Tawakkol Karman eyes justice, freedom, democracy in lecture
Following President Andy Armacost’s declaration that 2023 would be a year of “connection” for UND, it’s appropriate that last Thursday’s Eye of the Hawk lecture was delivered by a woman whose efforts to organize people through nonviolent protests during the Arab Spring changed the history of Yemen.
Armacost introduced Tawakkol Karman, a journalist, politician, Nobel Peace Prize laureate, and the “mother of the revolution,” to the stage in the nearly full Memorial Union ballroom.

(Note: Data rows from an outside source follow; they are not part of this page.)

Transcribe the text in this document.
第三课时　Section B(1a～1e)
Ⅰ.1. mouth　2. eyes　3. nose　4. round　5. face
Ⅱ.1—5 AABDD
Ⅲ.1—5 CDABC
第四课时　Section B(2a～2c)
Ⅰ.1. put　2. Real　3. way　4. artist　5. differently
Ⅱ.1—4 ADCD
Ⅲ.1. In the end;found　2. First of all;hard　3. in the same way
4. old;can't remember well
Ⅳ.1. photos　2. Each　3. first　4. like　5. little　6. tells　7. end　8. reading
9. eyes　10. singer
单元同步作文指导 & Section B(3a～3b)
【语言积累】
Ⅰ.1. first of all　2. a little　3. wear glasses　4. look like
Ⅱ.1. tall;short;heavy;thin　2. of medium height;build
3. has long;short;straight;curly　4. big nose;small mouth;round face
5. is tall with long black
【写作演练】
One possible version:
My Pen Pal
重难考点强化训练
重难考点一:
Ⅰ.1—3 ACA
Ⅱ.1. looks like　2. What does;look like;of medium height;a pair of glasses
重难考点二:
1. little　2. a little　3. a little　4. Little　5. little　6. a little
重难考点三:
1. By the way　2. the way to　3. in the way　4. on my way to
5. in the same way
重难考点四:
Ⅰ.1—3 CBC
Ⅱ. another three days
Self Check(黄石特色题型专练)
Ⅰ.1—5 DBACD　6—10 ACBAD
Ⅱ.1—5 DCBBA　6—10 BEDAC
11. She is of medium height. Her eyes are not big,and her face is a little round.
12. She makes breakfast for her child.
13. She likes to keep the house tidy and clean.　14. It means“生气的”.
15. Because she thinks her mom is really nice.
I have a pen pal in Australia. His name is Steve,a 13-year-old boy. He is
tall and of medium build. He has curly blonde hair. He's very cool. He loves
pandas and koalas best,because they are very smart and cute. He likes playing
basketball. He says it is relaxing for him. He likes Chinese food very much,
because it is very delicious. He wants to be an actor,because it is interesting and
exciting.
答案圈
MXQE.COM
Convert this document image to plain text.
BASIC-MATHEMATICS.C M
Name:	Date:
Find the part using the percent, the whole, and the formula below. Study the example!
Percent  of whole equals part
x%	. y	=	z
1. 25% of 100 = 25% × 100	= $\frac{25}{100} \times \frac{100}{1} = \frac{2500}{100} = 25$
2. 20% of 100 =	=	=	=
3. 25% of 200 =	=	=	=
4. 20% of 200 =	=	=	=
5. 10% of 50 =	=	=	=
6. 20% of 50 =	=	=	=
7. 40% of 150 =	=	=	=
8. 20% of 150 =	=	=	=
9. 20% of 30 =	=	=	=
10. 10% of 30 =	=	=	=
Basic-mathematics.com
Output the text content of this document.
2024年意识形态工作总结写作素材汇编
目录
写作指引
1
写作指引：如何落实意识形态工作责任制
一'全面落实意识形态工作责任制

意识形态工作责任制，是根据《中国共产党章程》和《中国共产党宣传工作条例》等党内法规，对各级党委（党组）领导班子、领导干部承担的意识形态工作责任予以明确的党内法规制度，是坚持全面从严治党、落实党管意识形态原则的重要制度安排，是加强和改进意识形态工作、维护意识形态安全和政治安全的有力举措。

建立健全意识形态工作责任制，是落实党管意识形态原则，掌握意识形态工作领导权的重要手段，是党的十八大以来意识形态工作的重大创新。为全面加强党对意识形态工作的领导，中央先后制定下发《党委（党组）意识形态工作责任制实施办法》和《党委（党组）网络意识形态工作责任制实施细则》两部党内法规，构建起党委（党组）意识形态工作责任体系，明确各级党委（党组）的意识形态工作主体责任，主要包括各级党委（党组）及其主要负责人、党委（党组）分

Karman’s lecture, aptly titled “Tyranny and the Future of Democracy,” was focused on authoritarian threats to democracy around the world and the repercussions that tyranny can have.
Now in its seventh year, the lecture series was conceived by former UND President Mark Kennedy to bring national and world-class thinkers, speakers, and leaders to UND. Kennedy named the series after a piece of Arthurian lore in which Merlin transformed Arthur into a hawk to gain a new perspective, hoping to expand the minds of the UND community in a similar way.
Throughout the 30-minute speech, Karman, the first Arab woman to receive the Nobel Peace Prize, covered topics such as resource inequality, climate change, human rights, and the increasing challenges of globalization. All of these were addressed with an appropriate level of graveness while remaining optimistic about the global defense of democracy and equality.